Изредка приезжало приютское начальство. Побродив по холодным гулким коридорам, оно убеждалось, что приют пуст, и сваливало в его стены ещё десяток-другой грязных и одичавших пацанов. На прошлой неделе во дворе приюта выгрузили шестерых, из которых теперь остались двое, а вчера привезли ещё двенадцать. Одиннадцать тут же, после ужина, сбежали, но сегодня четверо уже вернулись. Охраны у приюта не было. Бежать было некуда. Вокруг – брошенный город, Сар, бывшая столица.
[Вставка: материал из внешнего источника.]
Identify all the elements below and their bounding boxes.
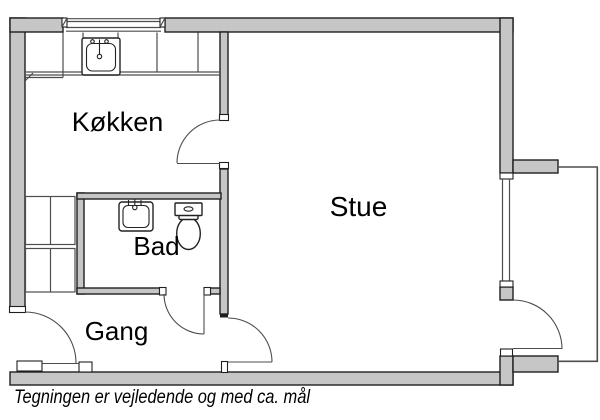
room-label-living-room: Stue bbox=[330, 191, 388, 222]
balcony-railing bbox=[558, 167, 598, 362]
kitchen-door bbox=[177, 115, 229, 169]
wall-stub-balcony-top bbox=[513, 160, 558, 173]
toilet-bowl bbox=[177, 218, 201, 250]
room-label-kitchen: Køkken bbox=[72, 107, 164, 137]
wall-bottom bbox=[10, 372, 513, 385]
kitchen-counter bbox=[25, 33, 220, 81]
floorplan-canvas: Køkken Stue Bad Gang Tegningen er vejled… bbox=[0, 0, 600, 420]
wardrobe-cabinets bbox=[26, 197, 76, 293]
kitchen-door-jamb-top bbox=[220, 115, 229, 121]
partition-lower bbox=[220, 169, 228, 314]
wall-right-upper bbox=[500, 18, 513, 173]
entry-door-jamb-right bbox=[79, 362, 92, 372]
partition-end-cap bbox=[220, 314, 228, 318]
entry-door-swing-arc bbox=[25, 312, 76, 363]
bath-wall-left bbox=[77, 193, 84, 294]
wall-block-window-sill bbox=[500, 287, 513, 300]
bathroom-door-jamb-right bbox=[204, 288, 211, 296]
entry-door-jamb-left bbox=[17, 361, 42, 371]
balcony-door bbox=[501, 300, 563, 356]
bath-wall-top bbox=[77, 193, 221, 199]
bathroom-door-swing-arc bbox=[164, 294, 204, 334]
partition-upper bbox=[220, 32, 228, 115]
kitchen-window bbox=[62, 18, 165, 31]
bathroom-sink bbox=[119, 200, 153, 232]
kitchen-sink bbox=[82, 38, 120, 75]
living-room-door bbox=[222, 318, 273, 373]
window-jamb-top bbox=[500, 173, 513, 179]
wall-top-main bbox=[165, 18, 513, 32]
entry-door bbox=[17, 312, 92, 372]
caption-text: Tegningen er vejledende og med ca. mål bbox=[14, 386, 311, 408]
wall-left bbox=[10, 18, 25, 312]
bathroom-door-jamb-left bbox=[160, 288, 167, 296]
living-room-door-jamb bbox=[222, 362, 228, 373]
toilet-tank bbox=[175, 203, 202, 216]
wall-stub-balcony-bottom bbox=[513, 356, 558, 372]
balcony-door-jamb bbox=[501, 349, 513, 356]
room-label-hallway: Gang bbox=[85, 316, 149, 346]
wall-step-bottom-right bbox=[500, 356, 513, 385]
wall-left-end-cap bbox=[10, 307, 26, 313]
bath-wall-bottom-stub bbox=[210, 288, 220, 294]
wall-top-left bbox=[10, 18, 63, 32]
bathroom-door bbox=[160, 288, 211, 335]
balcony-door-swing-arc bbox=[513, 300, 562, 349]
living-room-door-swing-arc bbox=[228, 318, 272, 362]
window-jamb-bottom bbox=[500, 281, 513, 287]
kitchen-door-swing-arc bbox=[177, 120, 220, 163]
floorplan-page: Køkken Stue Bad Gang Tegningen er vejled… bbox=[0, 0, 600, 420]
room-label-bathroom: Bad bbox=[133, 231, 179, 261]
counter-corner-mark bbox=[26, 73, 34, 81]
bath-wall-bottom bbox=[77, 288, 160, 294]
living-room-window bbox=[500, 173, 513, 287]
kitchen-door-jamb-bottom bbox=[220, 163, 229, 169]
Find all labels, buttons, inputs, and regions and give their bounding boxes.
Уже много лет сюда высылали разного рода сброд. Это было как приговор. У попавшего сюда было два пути: стать зверем или умереть. Правда, среди поселенцев попадались и такие, которые остались в Саре добровольно. Сначала было много искателей золота. Всё-таки Сар был столицей. Мародёры довольно ловко и споро разрушили и разграбили всё, что можно было разрушить или разграбить. Восточная дорога превратилась в широкий тракт, по которому днём и ночью текли караваны. Кровь лилась рекой. Про те времена даже ходила поговорка, что в Саре утром можно быть нищим, днем – богатым, а вечером – мёртвым.
Потом появились мелкие ремесленники, в основном кузнецы-оружейники. И действительно, в развалинах города осталось немало металла, причём металла высшего качества. Прошло совсем немного времени, и Сар снова стал славиться своим оружием. Но немногие, кто рискнул за ним сунуться сюда, живыми вернулись в Большой мир. А Сарское оружие стало в Большом Мире орудием воров и убийц, тёмным оружием ужаса и ночи…
Появлялись ещё изредка какие-то люди, искавшие забытое знание, древние книги, рукописи, чертежи. Сарский приют притягивал их, как магнит. Именно здесь осталась последняя крупная библиотека бывшей империи. По счастливому стечению обстоятельств библиотека почти не пострадала от пожаров и разрушений. Приют в основном и существовал за счёт неё. Больших денег стоило пришлым людям заглянуть в приютские книги. Но приходили они нечасто. Многие гибли тёмными ночами на опасных Сарских дорогах. Эти люди плохо умели себя защищать, поэтому воспитанники приюта в поисках заработка поджидали их на дальних подступах к Столице. Младшие – чтобы проводить. Старшие – чтобы ограбить.
Рене приподнялся на руках и пополз вперед. Он полз очень медленно и старался не шуметь. Мальчик понимал, что, хотя и вряд ли, но преследователи ещё могут сторожить его. Кроме того, Рене могла выдать труха, просыпавшаяся из щелей в потолке. Рене замер и прислушался. Стояла полная тишина. Только за окном шумел ветер, срывая с деревьев последние осенние листья. Рене прополз ещё несколько метров и взглянул через щель в полу.